Hello my fellow BOTL,

I am about to light up a Man O War Side Project "Skull Crusher" and it has a closed foot. Now of course I can and have Googled how others do it. But I'm asking you all how you each go about it and why you think your way is best.

For those curious, my search results came up with three main answers: 
1) Just light the foot as-is
2) Snip the tip so it can breath
3) Cut the whole damn foot off

What say you?


----------



## ForceofWill (Sep 6, 2008)

I always just light it. Draw is a little tight at first but it opens up usually and if I need to touch it up slightly I'm fine with that.


----------



## talisker10 (Nov 6, 2015)

I light my af short story as is. I feel no need to cut the foot because it would ruin the experience of smoking a perfecto. Granted the foot isn't completely closed, but still I light as is.


----------



## socalocmatt (Dec 22, 2010)

Light it as is.
A perfecto is intended to be smoked as is or it would have been rolled as a torpedo.

Sent from my SAMSUNG-SM-G900A using Tapatalk


----------



## StogieNinja (Jul 29, 2009)

Closed foot is a pain. I know it's supposed to give the "wrapper only" flavor, but there's too much work involved.

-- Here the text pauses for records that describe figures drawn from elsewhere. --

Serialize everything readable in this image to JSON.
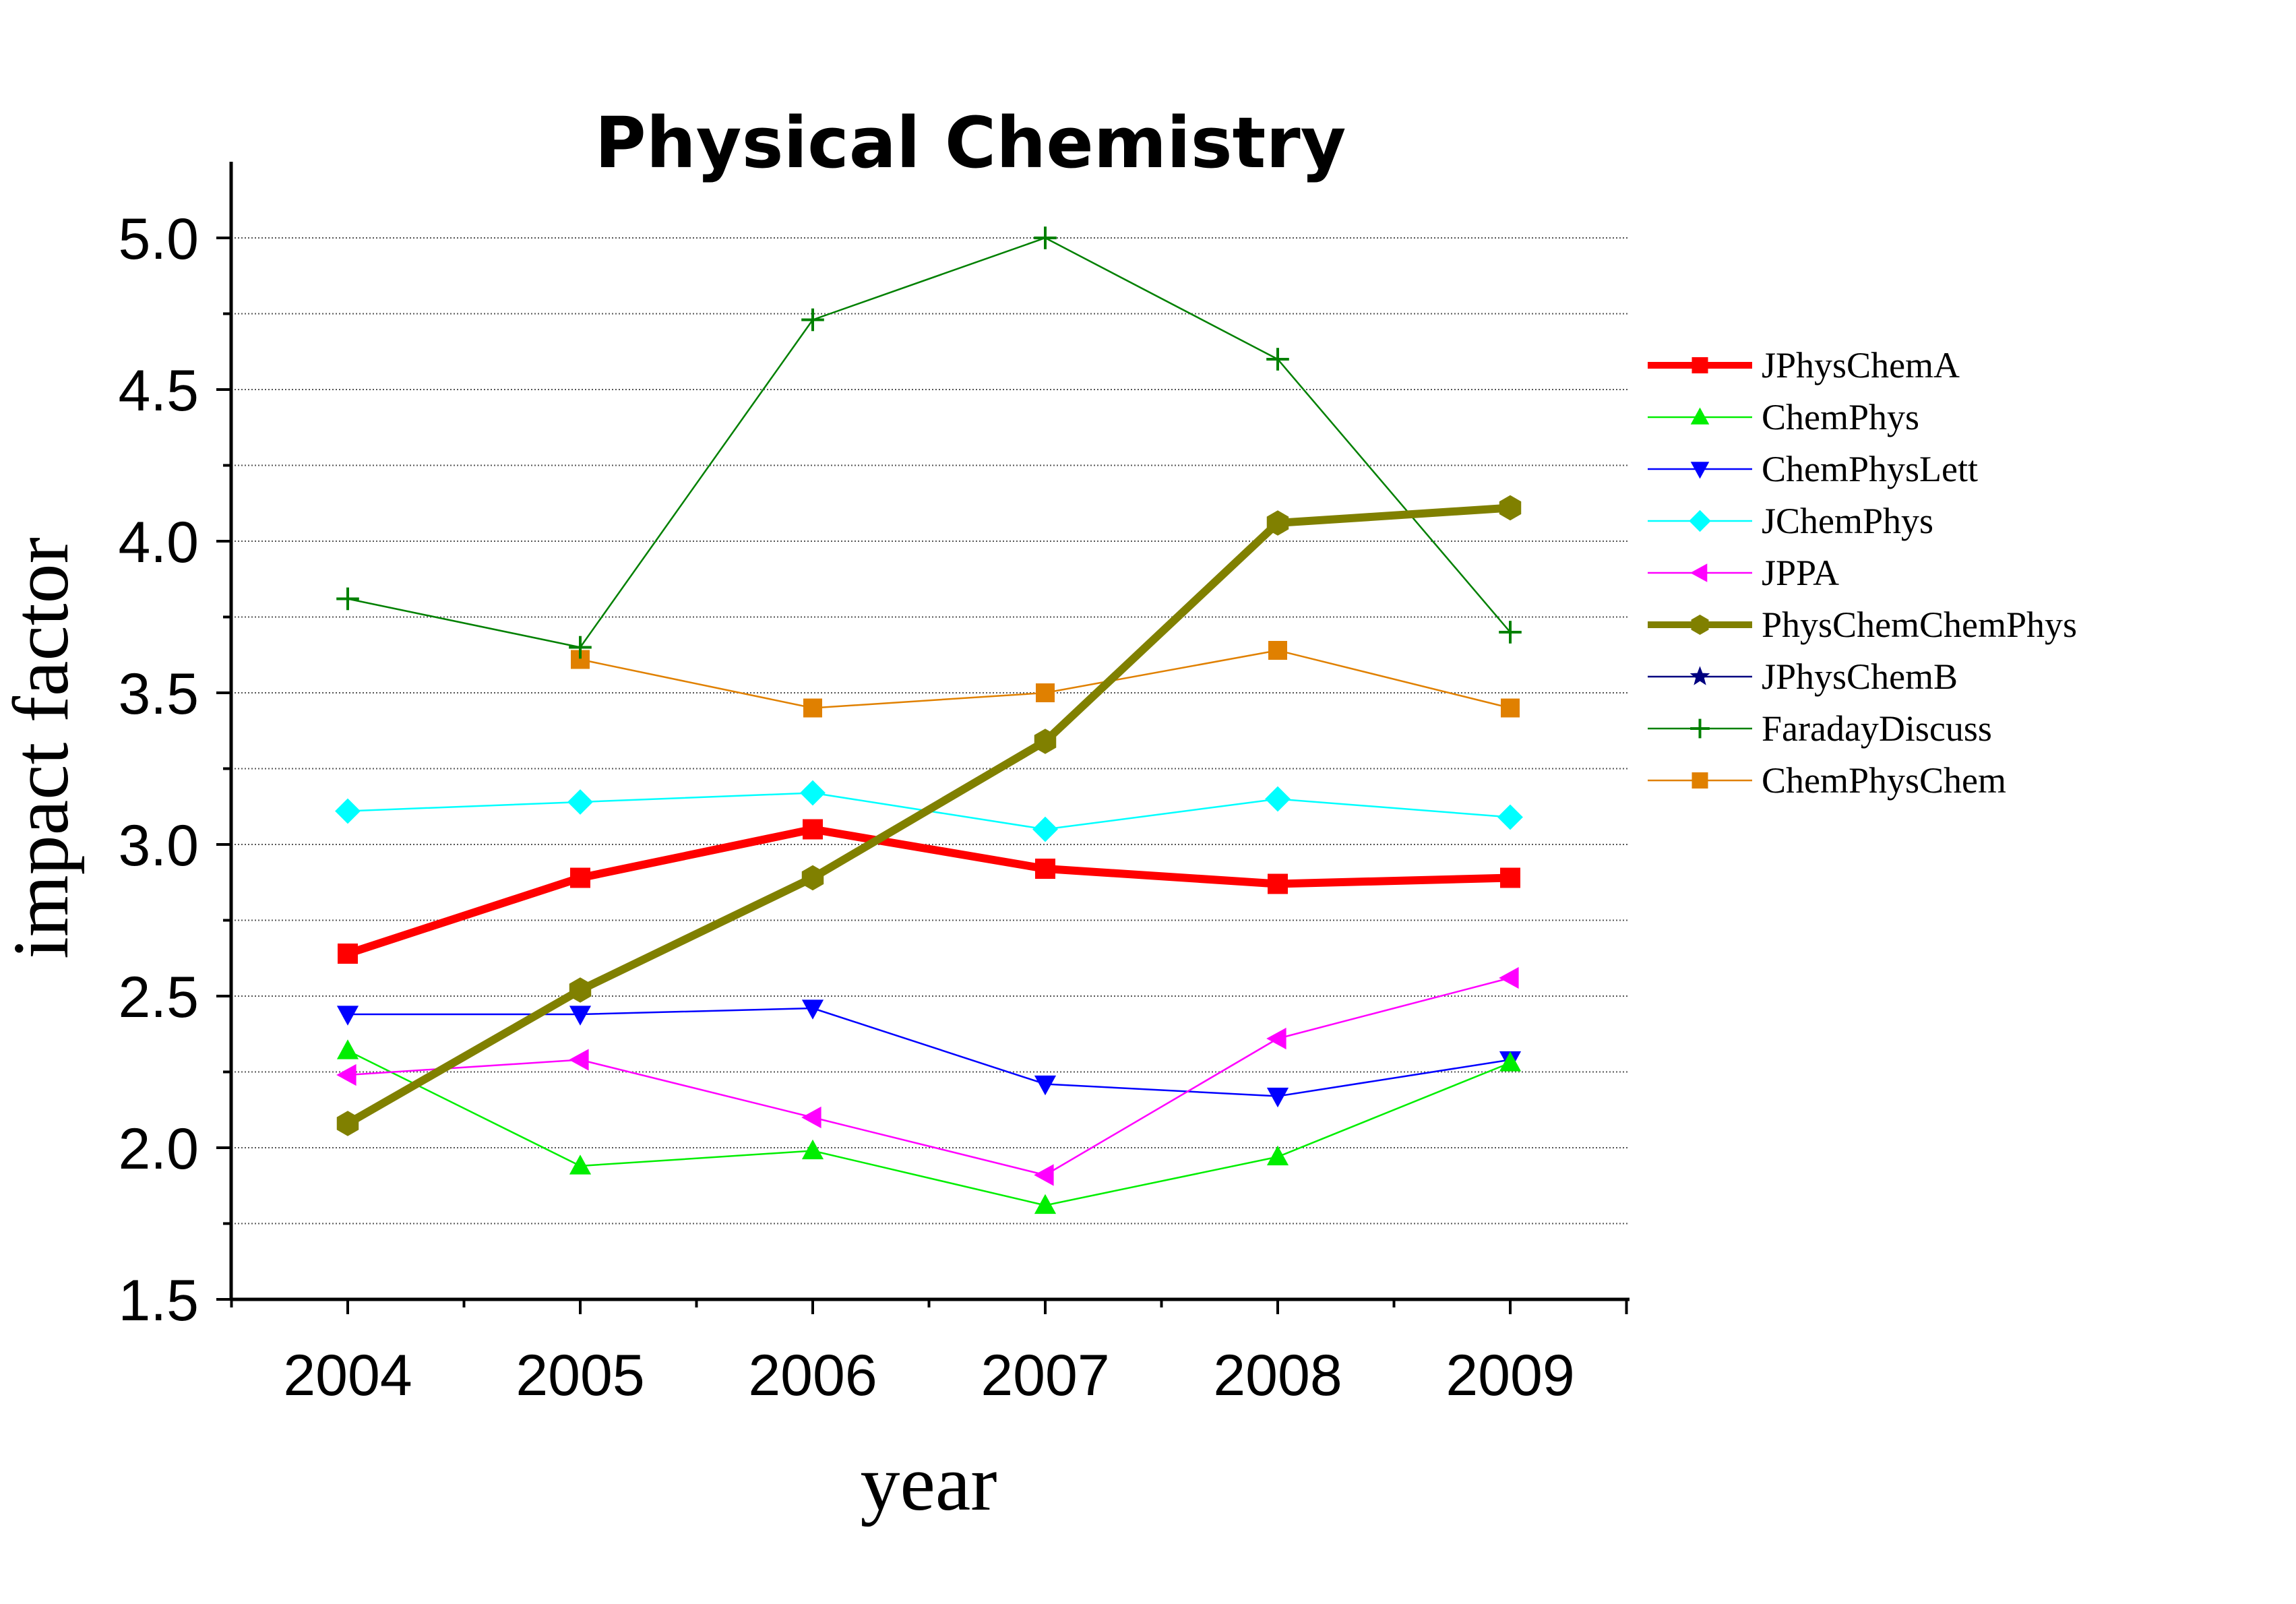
{
  "chart_data": {
    "type": "line",
    "title": "Physical Chemistry",
    "xlabel": "year",
    "ylabel": "impact factor",
    "categories": [
      "2004",
      "2005",
      "2006",
      "2007",
      "2008",
      "2009"
    ],
    "ylim": [
      1.5,
      5.25
    ],
    "yticks": [
      "1.5",
      "2.0",
      "2.5",
      "3.0",
      "3.5",
      "4.0",
      "4.5",
      "5.0"
    ],
    "grid": true,
    "legend_position": "right",
    "series": [
      {
        "name": "JPhysChemA",
        "marker": "square",
        "color": "#ff0000",
        "thick": true,
        "values": [
          2.64,
          2.89,
          3.05,
          2.92,
          2.87,
          2.89
        ]
      },
      {
        "name": "ChemPhys",
        "marker": "triangle-up",
        "color": "#00ee00",
        "thick": false,
        "values": [
          2.32,
          1.94,
          1.99,
          1.81,
          1.97,
          2.28
        ]
      },
      {
        "name": "ChemPhysLett",
        "marker": "triangle-down",
        "color": "#0000ff",
        "thick": false,
        "values": [
          2.44,
          2.44,
          2.46,
          2.21,
          2.17,
          2.29
        ]
      },
      {
        "name": "JChemPhys",
        "marker": "diamond",
        "color": "#00ffff",
        "thick": false,
        "values": [
          3.11,
          3.14,
          3.17,
          3.05,
          3.15,
          3.09
        ]
      },
      {
        "name": "JPPA",
        "marker": "triangle-left",
        "color": "#ff00ff",
        "thick": false,
        "values": [
          2.24,
          2.29,
          2.1,
          1.91,
          2.36,
          2.56
        ]
      },
      {
        "name": "PhysChemChemPhys",
        "marker": "hexagon",
        "color": "#808000",
        "thick": true,
        "values": [
          2.08,
          2.52,
          2.89,
          3.34,
          4.06,
          4.11
        ]
      },
      {
        "name": "JPhysChemB",
        "marker": "star",
        "color": "#000080",
        "thick": false,
        "values": [
          null,
          null,
          null,
          null,
          null,
          null
        ]
      },
      {
        "name": "FaradayDiscuss",
        "marker": "plus",
        "color": "#008000",
        "thick": false,
        "values": [
          3.81,
          3.65,
          4.73,
          5.0,
          4.6,
          3.7
        ]
      },
      {
        "name": "ChemPhysChem",
        "marker": "square",
        "color": "#e08000",
        "thick": false,
        "values": [
          null,
          3.61,
          3.45,
          3.5,
          3.64,
          3.45
        ]
      }
    ]
  }
}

I cut the extra wrapper off and light like a normal cigar.


----------



## Yarddog (Mar 15, 2014)

Light 'em as is...my Southern Draws all have closed feet, never a problem...


----------



## Bird-Dog (Oct 16, 2009)

Yarddog said:


> Light 'em as is...my Southern Draws all have closed feet, never a problem...


La Colmena also comes to mind. A true closed foot like that, as opposed to a narrowed foot on a perfecto, may require burning the cover away while toasting before it will draw at all. Nothing wrong with carefully removing it first, though.


----------